Discussion: KD is an acute vasculitis and the most common cause of acquired heart disease in children. The peak age of incidence in the U.S. is 2 years old; however, the disease can be seen even before the second month. It has historically been diagnosed by fever lasting at least 5 days in addition to clinical features of inflammation (conjunctival injection, polymorphous exanthem, cervical lymphadenopathy, distal extremity swelling with red palms and soles, and oropharyngeal erythema). Clinical presentation in young infants may be more subtle or incomplete, though laboratory values of inflammation are similar to older children. In addition, a single county study showed a significant proportion of clinicians, especially primary care physicians, did not consider KD in their differential diagnosis of children younger than 6 months. Furthermore, infants are at higher risk of morbidity and mortality even if appropriately treated within the first 10 days after fever onset. Infants may develop coronary artery dilation or aneurysm even before 5 days of fever. Therefore, more favorable outcomes result when diagnosis and treatment are initiated early.
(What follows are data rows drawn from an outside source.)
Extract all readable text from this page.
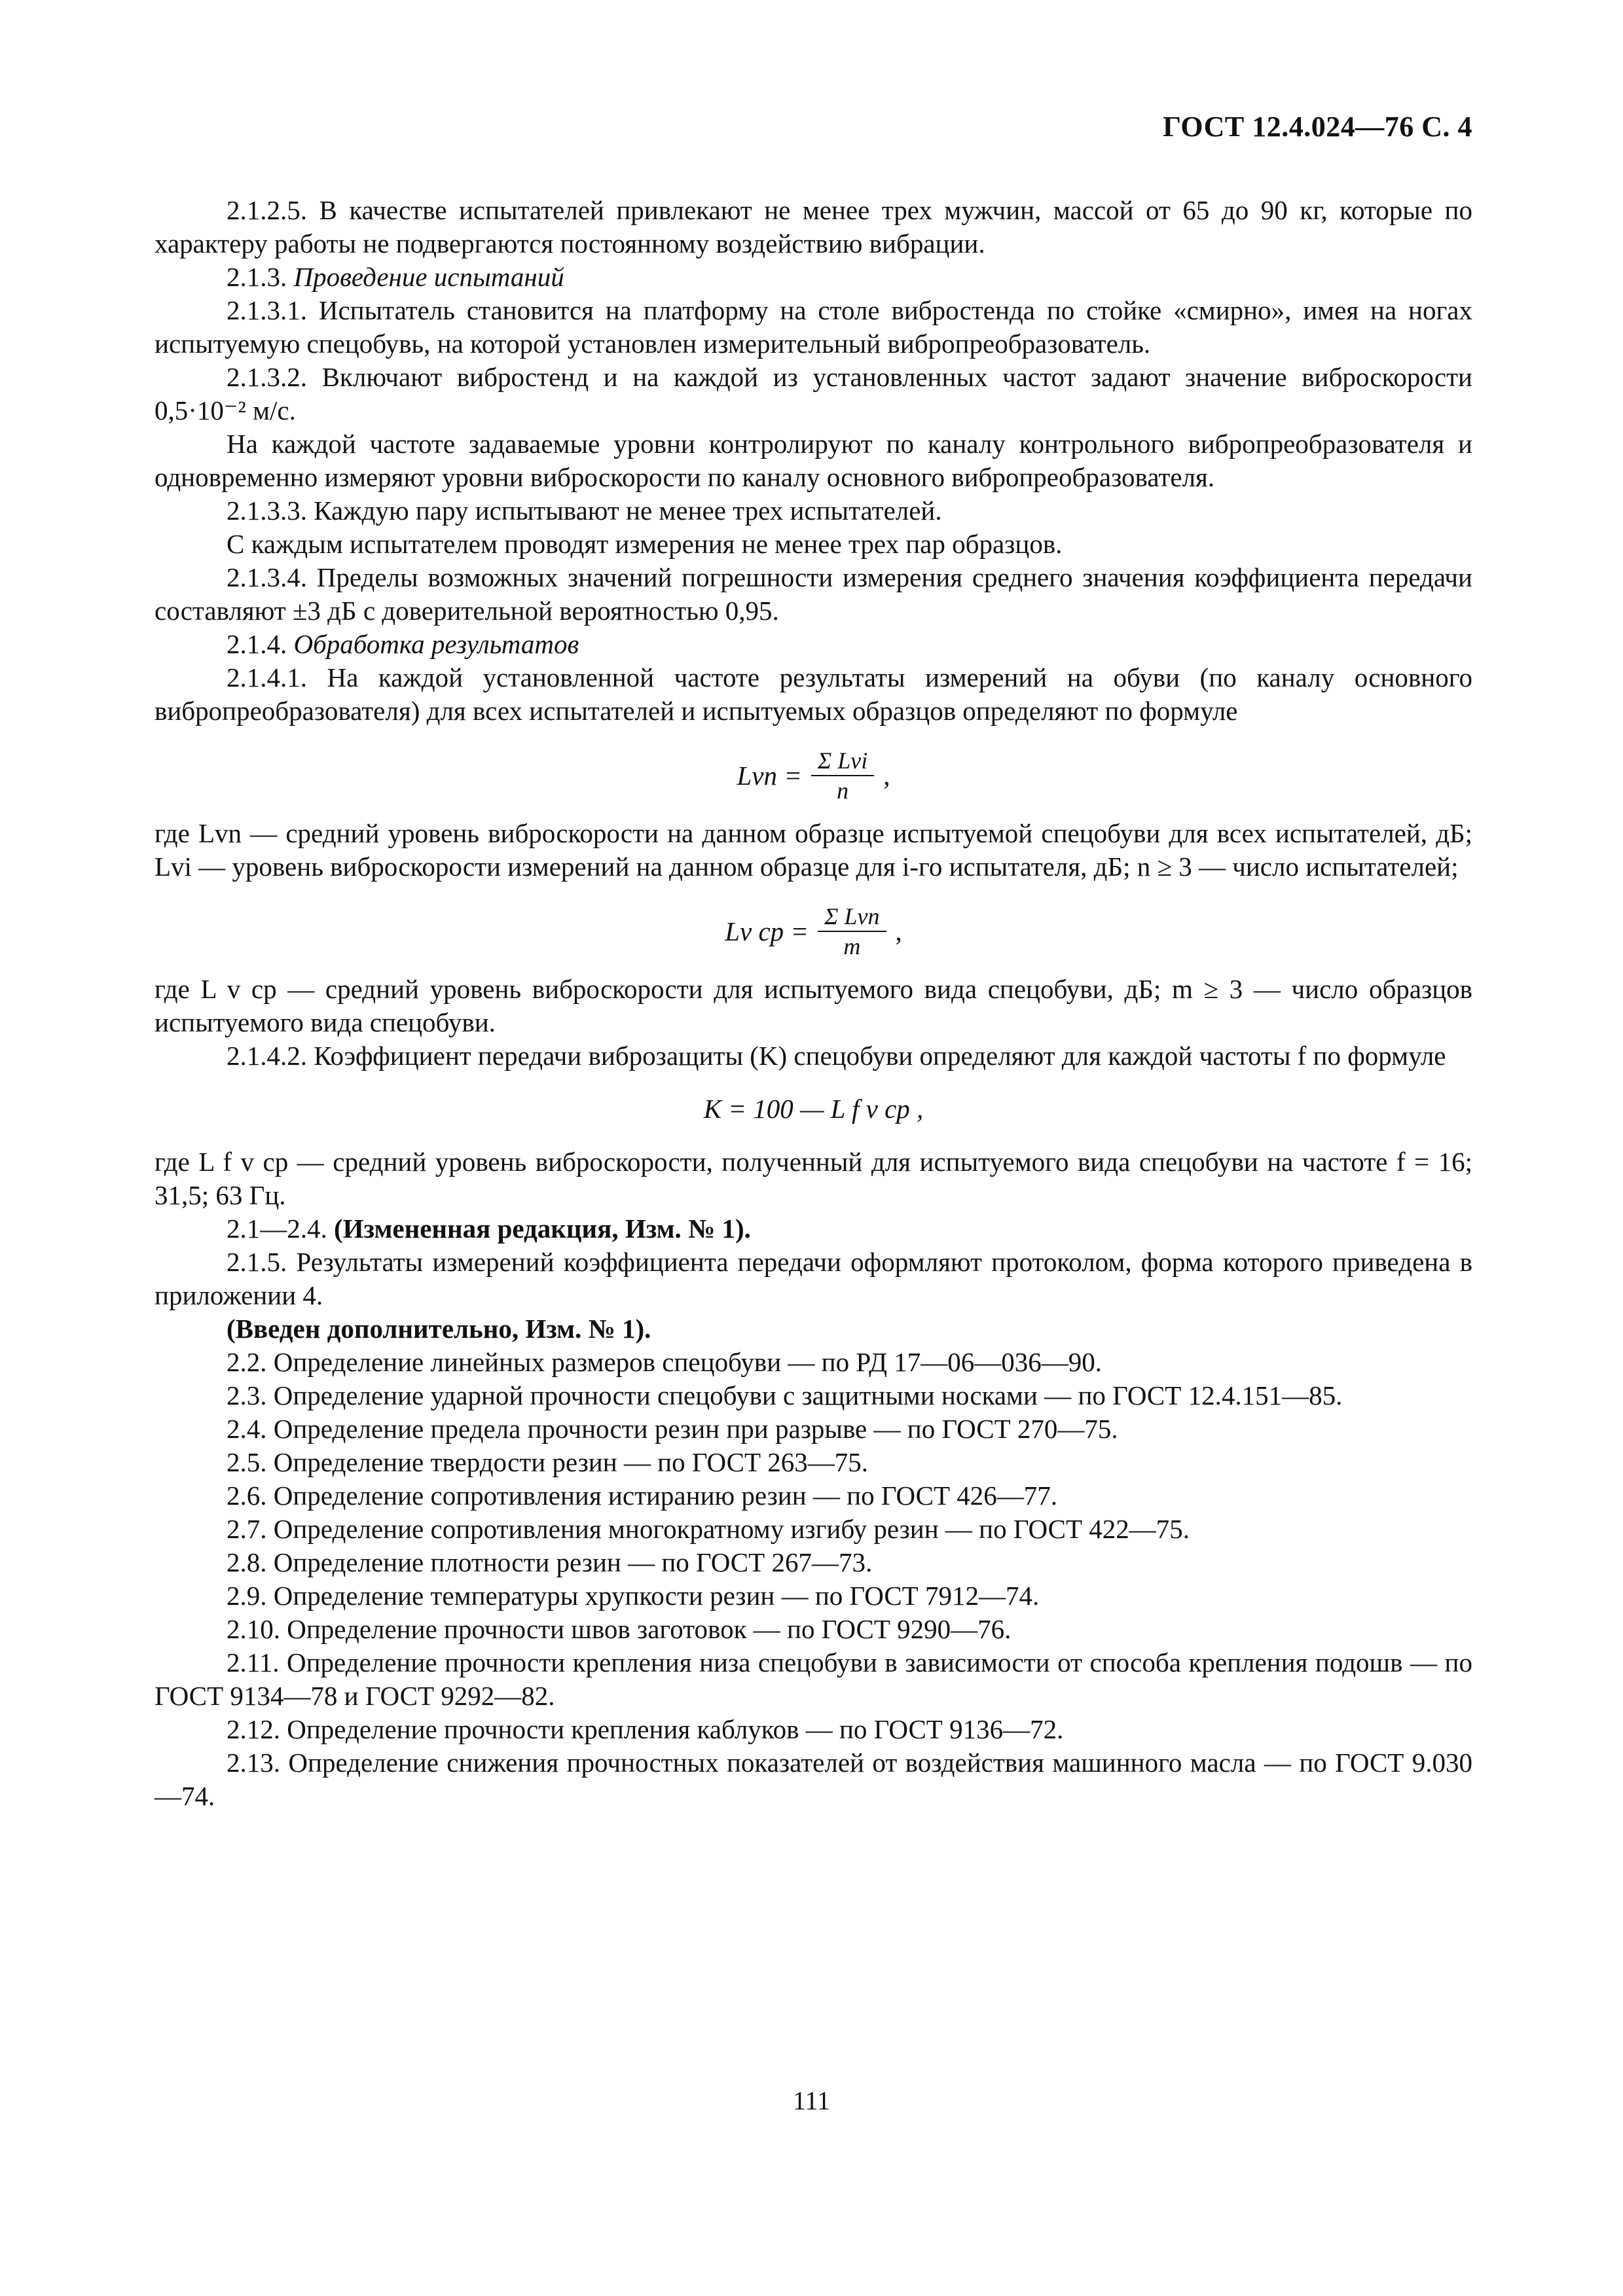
ГОСТ 12.4.024—76 С. 4

2.1.2.5. В качестве испытателей привлекают не менее трех мужчин, массой от 65 до 90 кг, которые по характеру работы не подвергаются постоянному воздействию вибрации.

2.1.3. Проведение испытаний

2.1.3.1. Испытатель становится на платформу на столе вибростенда по стойке «смирно», имея на ногах испытуемую спецобувь, на которой установлен измерительный вибропреобразователь.

2.1.3.2. Включают вибростенд и на каждой из установленных частот задают значение виброскорости 0,5·10⁻² м/с.

На каждой частоте задаваемые уровни контролируют по каналу контрольного вибропреобразователя и одновременно измеряют уровни виброскорости по каналу основного вибропреобразователя.

2.1.3.3. Каждую пару испытывают не менее трех испытателей.

С каждым испытателем проводят измерения не менее трех пар образцов.

2.1.3.4. Пределы возможных значений погрешности измерения среднего значения коэффициента передачи составляют ±3 дБ с доверительной вероятностью 0,95.

2.1.4. Обработка результатов

2.1.4.1. На каждой установленной частоте результаты измерений на обуви (по каналу основного вибропреобразователя) для всех испытателей и испытуемых образцов определяют по формуле

Lvn = $\frac{\text{Σ Lvi}}{n}$ ,

где Lvn — средний уровень виброскорости на данном образце испытуемой спецобуви для всех испытателей, дБ; Lvi — уровень виброскорости измерений на данном образце для i-го испытателя, дБ; n ≥ 3 — число испытателей;

Lv ср = $\frac{\text{Σ Lvn}}{m}$ ,

где L v ср — средний уровень виброскорости для испытуемого вида спецобуви, дБ; m ≥ 3 — число образцов испытуемого вида спецобуви.

2.1.4.2. Коэффициент передачи виброзащиты (K) спецобуви определяют для каждой частоты f по формуле

K = 100 — L f v ср ,

где L f v ср — средний уровень виброскорости, полученный для испытуемого вида спецобуви на частоте f = 16; 31,5; 63 Гц.

2.1—2.4. (Измененная редакция, Изм. № 1).

2.1.5. Результаты измерений коэффициента передачи оформляют протоколом, форма которого приведена в приложении 4.

(Введен дополнительно, Изм. № 1).

2.2. Определение линейных размеров спецобуви — по РД 17—06—036—90.

2.3. Определение ударной прочности спецобуви с защитными носками — по ГОСТ 12.4.151—85.

2.4. Определение предела прочности резин при разрыве — по ГОСТ 270—75.

2.5. Определение твердости резин — по ГОСТ 263—75.

2.6. Определение сопротивления истиранию резин — по ГОСТ 426—77.

2.7. Определение сопротивления многократному изгибу резин — по ГОСТ 422—75.

2.8. Определение плотности резин — по ГОСТ 267—73.

2.9. Определение температуры хрупкости резин — по ГОСТ 7912—74.

2.10. Определение прочности швов заготовок — по ГОСТ 9290—76.

2.11. Определение прочности крепления низа спецобуви в зависимости от способа крепления подошв — по ГОСТ 9134—78 и ГОСТ 9292—82.

2.12. Определение прочности крепления каблуков — по ГОСТ 9136—72.

2.13. Определение снижения прочностных показателей от воздействия машинного масла — по ГОСТ 9.030—74.

111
Conclusions: Not only is the diagnosis of KD in infants less than 6 months old more difficult than in older children, but this population is also at higher risk of early coronary artery damage. Early diagnosis and treatment by primary care physicians and pediatric hospitalists is critical for favorable outcomes. The illness can easily mimic viral exanthems as was seen in this case. This infant benefited from suspicious clinicians, strict return precautions, diligent parents, and proximity to a quaternary children’s hospital. All clinicians must have a high index of suspicion for KD in young infants with only rash, fever, and non-specific inflammation on laboratory analysis. The American Heart Association guidelines urge obtaining an echocardiogram for such patients.